De andere punten waar Everink tegenaan hikt of vragen over heeft:

- Uit het amendement van Cem Laçin (SP) is voorgesteld dat instructeurs die de PB niet halen een verlenging van 6 maanden krijgen. In deze periode moeten ze bijscholingen volgen. Wie bepaalt welke en hoe wordt deze keuze gemaakt? Waarom is een bijscholing verplicht? In Nederland kennen we een examengestuurd onderwijssysteem. Vanuit deze gedachte is eenieder vrij om wel of geen extra onderwijs te volgen en zelf te bepalen klaar te zijn voor een nieuw examen.

- Stel: een instructeur volgt de extra bijscholingen, maar slaagt wederom niet.
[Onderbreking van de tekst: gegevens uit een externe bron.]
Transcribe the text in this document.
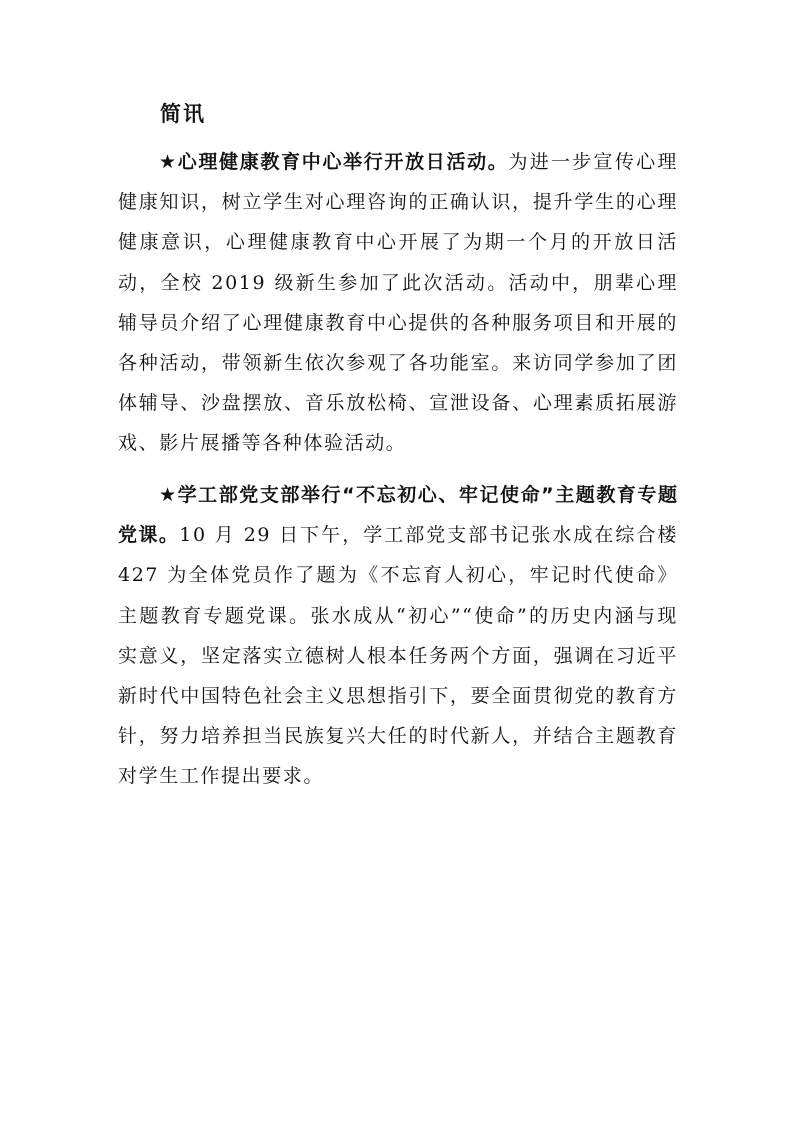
简讯

★心理健康教育中心举行开放日活动。为进一步宣传心理健康知识，树立学生对心理咨询的正确认识，提升学生的心理健康意识，心理健康教育中心开展了为期一个月的开放日活动，全校 2019 级新生参加了此次活动。活动中，朋辈心理辅导员介绍了心理健康教育中心提供的各种服务项目和开展的各种活动，带领新生依次参观了各功能室。来访同学参加了团体辅导、沙盘摆放、音乐放松椅、宣泄设备、心理素质拓展游戏、影片展播等各种体验活动。

★学工部党支部举行“不忘初心、牢记使命”主题教育专题党课。10 月 29 日下午，学工部党支部书记张水成在综合楼 427 为全体党员作了题为《不忘育人初心，牢记时代使命》主题教育专题党课。张水成从“初心”“使命”的历史内涵与现实意义，坚定落实立德树人根本任务两个方面，强调在习近平新时代中国特色社会主义思想指引下，要全面贯彻党的教育方针，努力培养担当民族复兴大任的时代新人，并结合主题教育对学生工作提出要求。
Welke opleiding moet hij/zij dan volgen? Dezelfde?

- In het amendement wordt de aanname gedaan dat niet veel instructeurs van half jaar naar half jaar zullen hoppen en de extra kosten en tijdsinvestering voor lief zullen nemen. Bij deze gedachte wordt uitgegaan dat de opleiding X euro kost en dat deze onder de standaardwerktijd wordt gevolgd. Idee: ik start met collega's een opleidingsinstituut en organiseer deze bijscholingen op zaterdagavond en zondagmorgen = geen werktijd. Zou dit een escape zijn?

- In de opsomming over kosten van het educatieve traject wordt gesproken over een investering van ca 21 uur en 2000 uro per instructeur. Waar komt de 2000 euro vandaan?"